À terre, tout s’arrangea comme dans un rêve. Tandis que les enfants couraient avec des cris de joie, que des groupes se formaient et s’éparpillaient à travers bois, Meaulnes s’avança dans une allée, où, dix pas devant lui, marchait la jeune fille. Il se trouva près d’elle sans avoir eu le temps de réfléchir : 

« Vous êtes belle «, dit-il simplement. 

Mais elle hâta le pas et, sans répondre, prit une allée transversale. D’autres promeneurs couraient, jouaient à travers les avenues, chacun errant à sa guise, conduit seulement par sa libre fantaisie. Le jeune homme se reprocha vivement ce qu’il appelait sa balourdise, sa grossièreté, sa sottise. Il errait au hasard, persuadé qu’il ne reverrait plus cette gracieuse créature, lorsqu’il l’aperçut soudain venant à sa rencontre et forcée de passer près de lui dans l’étroit sentier. Elle écartait de ses deux mains nues les plis de son grand manteau.
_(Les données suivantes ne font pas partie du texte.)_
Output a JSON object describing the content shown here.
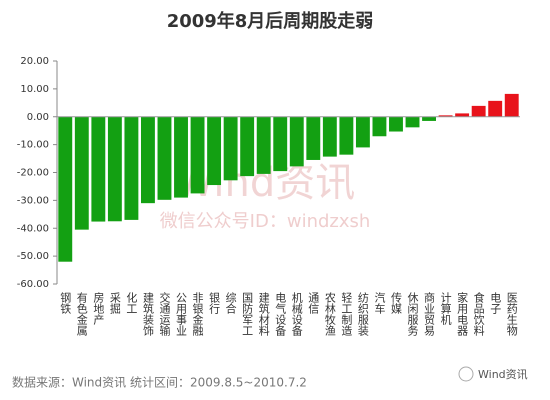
{
  "chart_data": {
    "type": "bar",
    "title": "2009年8月后周期股走弱",
    "categories": [
      "钢铁",
      "有色金属",
      "房地产",
      "采掘",
      "化工",
      "建筑装饰",
      "交通运输",
      "公用事业",
      "非银金融",
      "银行",
      "综合",
      "国防军工",
      "建筑材料",
      "电气设备",
      "机械设备",
      "通信",
      "农林牧渔",
      "轻工制造",
      "纺织服装",
      "汽车",
      "传媒",
      "休闲服务",
      "商业贸易",
      "计算机",
      "家用电器",
      "食品饮料",
      "电子",
      "医药生物"
    ],
    "values": [
      -52,
      -40.5,
      -37.6,
      -37.5,
      -37,
      -31,
      -29.8,
      -29,
      -27.5,
      -24.5,
      -22.8,
      -21.3,
      -20.5,
      -19.5,
      -17.8,
      -15.5,
      -14.3,
      -13.6,
      -11,
      -7,
      -5.3,
      -3.8,
      -1.5,
      0.5,
      1.2,
      3.9,
      5.7,
      8.2
    ],
    "negative_color": "#13a012",
    "positive_color": "#e8131b",
    "ylim": [
      -60,
      20
    ],
    "yticks": [
      {
        "value": -60,
        "label": "-60.00"
      },
      {
        "value": -50,
        "label": "-50.00"
      },
      {
        "value": -40,
        "label": "-40.00"
      },
      {
        "value": -30,
        "label": "-30.00"
      },
      {
        "value": -20,
        "label": "-20.00"
      },
      {
        "value": -10,
        "label": "-10.00"
      },
      {
        "value": 0,
        "label": "0.00"
      },
      {
        "value": 10,
        "label": "10.00"
      },
      {
        "value": 20,
        "label": "20.00"
      }
    ],
    "grid": false,
    "source": "数据来源：Wind资讯  统计区间：2009.8.5~2010.7.2",
    "watermark": "Wind资讯",
    "watermark_sub": "微信公众号ID：windzxsh",
    "badge": "Wind资讯"
  }
}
Elle avait des souliers noirs très découverts. Ses chevilles étaient si fines qu’elles pliaient par instants et qu’on craignait de les voir se briser. 

Cette fois, le jeune homme salua, en disant très bas : 

« Voulez-vous me pardonner ? 

— Je vous pardonne, dit-elle gravement. Mais il faut que je rejoigne les enfants, puisqu’ils sont les maîtres aujourd’hui. Adieu. « 

Augustin la supplia de rester un instant encore. Il lui parlait avec gaucherie, mais d’un ton si troublé, si plein de désarroi, qu’elle marcha plus lentement et l’écouta. 

« Je ne sais même pas qui vous êtes «, dit-elle enfin. 

Elle prononçait chaque mot d’un ton uniforme, en appuyant de la même façon sur chacun, mais en disant plus doucement le dernier... Ensuite elle reprenait son visage immobile, sa bouche un peu mordue, et ses yeux bleus regardaient fixement au loin. 

« Je ne sais pas non plus votre nom «, répondit Meaulnes. 

Ils suivaient maintenant un chemin découvert, et l’on voyait à quelque distance les invités se presser autour d’une maison isolée dans la pleine campagne. 

« Voici la “maison de Frantz”, dit la jeune fille ; il faut que je vous quitte... « 

Elle hésita, le regarda un instant en souriant et dit : 

« Mon nom ?... Je suis mademoiselle Yvonne de Galais... « 

Et elle s’échappa.

 

 

 

 

Source : Beaumarchais (Jean-Pierre de) et Couty (Daniel), Anthologie des littératures de langue française, Paris, Bordas, 1988.